С оборотнями вообще так обычно и получается. Если его ранить в одной форме, а потом он принимает другую, то зачастую раны пулевые превращаются не пойми во что, ожоги могут обернуться порезами и так далее. Вот и сейчас выглядело всё так, как будто он не получил несколько пуль, а то ли его ножом ткнули, а потом факелом потыкали, то ли что другое с ним делали. А обе пули Фабия, сдавленные и оплавленные, лежали возле него на утрамбованной земле — тело, превращаясь, вытолкнуло их из себя. Но только не его, серебрянные! Хотя, конечно, жаба теперь давит изо всех своих жабъих сил… Накладно-с! Ну да ладно, жизнь — она всяко дороже. Мамон осторожно (пусть гадина и сдохнет сейчас, но она всё ещё опасна, и рано пока отмечать победу) сделал шажок к харазцу, оказавшись у сарайного угла, того самого, вокруг которого он так намелькался за последнюю пару минут.
— Ну что, тварь… — окликнул харазца Грачёв. — Отыгрался хуй на скрипке? Что с Валерой, гной ходячий?
Харазец, видимо, не знал, что такое скрипка. Но личико и голос у Грачёва, судя по оборотню, были пугающими. Прямо мороз по коже. Даже и не Мамон вовсе, а жуть хищная. И шаман их харазский с таким бы шутки шутить заопасался наверняка. Оборотень тоже проникся. Сразу же проникся, как увидел это изменившееся лицо. Вжался спиной в забор, криво ухмыльнулся не успевшей ещё окончательно уменьшиться до человеческого рта пастью и что-то неразборчиво пробулькал. А затем рванул дрожащей рукой с шеи какой-то кожаный мешочек, вроде кисета, с торчащими из него перьями-косточками. Теперь проникся Мамон. Посмертные заклятья вещь крайне суровая и паскудная. Немедля ни секунды, Грачёв выпалил предпоследний драгоценный патрон с серебром в голову твари. И словно весь мир замер в его мозгу. Он даже подумал, что успел заметить полет блестящей пули из облачка дыма, затыльник рукоятки же увесисто толкнулся в ладонь. Пуле лететь было метра два, не больше, и она попала туда, куда он и ожидал — в лицо оборотню, превратив его в красное облачко.

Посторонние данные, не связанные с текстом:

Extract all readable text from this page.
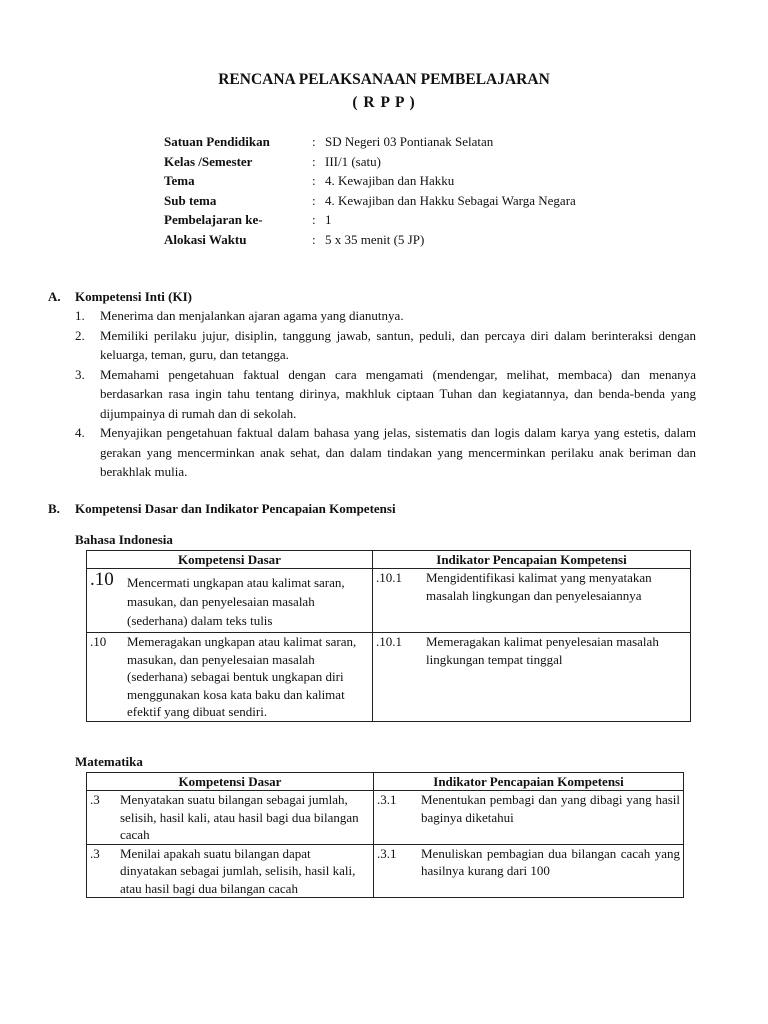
RENCANA PELAKSANAAN PEMBELAJARAN
( R P P )
Satuan Pendidikan	: SD Negeri 03 Pontianak Selatan
Kelas /Semester	: III/1 (satu)
Tema	: 4. Kewajiban dan Hakku
Sub tema	: 4. Kewajiban dan Hakku Sebagai Warga Negara
Pembelajaran ke-	: 1
Alokasi Waktu	: 5 x 35 menit (5 JP)
A. Kompetensi Inti (KI)
1.	Menerima dan menjalankan ajaran agama yang dianutnya.
2.	Memiliki perilaku jujur, disiplin, tanggung jawab, santun, peduli, dan percaya diri dalam berinteraksi dengan keluarga, teman, guru, dan tetangga.
3.	Memahami pengetahuan faktual dengan cara mengamati (mendengar, melihat, membaca) dan menanya berdasarkan rasa ingin tahu tentang dirinya, makhluk ciptaan Tuhan dan kegiatannya, dan benda-benda yang dijumpainya di rumah dan di sekolah.
4.	Menyajikan pengetahuan faktual dalam bahasa yang jelas, sistematis dan logis dalam karya yang estetis, dalam gerakan yang mencerminkan anak sehat, dan dalam tindakan yang mencerminkan perilaku anak beriman dan berakhlak mulia.
B. Kompetensi Dasar dan Indikator Pencapaian Kompetensi
Bahasa Indonesia
Kompetensi Dasar	Indikator Pencapaian Kompetensi

.10 Mencermati ungkapan atau kalimat saran, masukan, dan penyelesaian masalah (sederhana) dalam teks tulis	.10.1 Mengidentifikasi kalimat yang menyatakan masalah lingkungan dan penyelesaiannya

.10 Memeragakan ungkapan atau kalimat saran, masukan, dan penyelesaian masalah (sederhana) sebagai bentuk ungkapan diri menggunakan kosa kata baku dan kalimat efektif yang dibuat sendiri.	.10.1 Memeragakan kalimat penyelesaian masalah lingkungan tempat tinggal
Matematika
Kompetensi Dasar	Indikator Pencapaian Kompetensi

.3 Menyatakan suatu bilangan sebagai jumlah, selisih, hasil kali, atau hasil bagi dua bilangan cacah	.3.1 Menentukan pembagi dan yang dibagi yang hasil baginya diketahui

.3 Menilai apakah suatu bilangan dapat dinyatakan sebagai jumlah, selisih, hasil kali, atau hasil bagi dua bilangan cacah	.3.1 Menuliskan pembagian dua bilangan cacah yang hasilnya kurang dari 100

Попала прямо над правым глазом. Над ним, после того, как кровавое облако развеялось, появилась красная точка, а самого оборотня швырнуло на доски забора, прямо на пятно мозгов и крови, вылетевших из его же затылка. Лицо харазца словно пошло волной, а правый глаз вывалился из глазницы и повис на щеке. Оборотень медленно съехал спиной по забору набок, а время вдруг как будто снова ускорилось до обычного своего течения, взорвавшись мельканием и суматохой вокруг Грачёва. Он осознал, что сзади частой плетью щёлкает винтовка Фабия, а сам обер-ефрейтор что-то орёт, не то «назад», не то «сзади». Мамон начал разворачиваться, одновременно поднимая револьвер с последним патроном, наклоняя корпус и голову и приседая, пытаясь уменьшить свой силуэт. И уткнулся взглядом в дульный срез «Ли-Энфилда» в руках кого-то в красной харазской кавалерийской накидке поверх чекменя. Грачёв не видел лица, рук, видел только красное пятно накидки и этот черный кружок, глядящий прямо ему в лоб. «Как же так, — успел подумать он, — как же Фабий его проворонил?». А затем черный кружок оранжево вспух жарким облаком. Он тоже успел нажать спусковой крючок, метясь куда-то туда, в алое и оранжевое, а во лбу у него, кажется, взорвалась граната. И мир погас.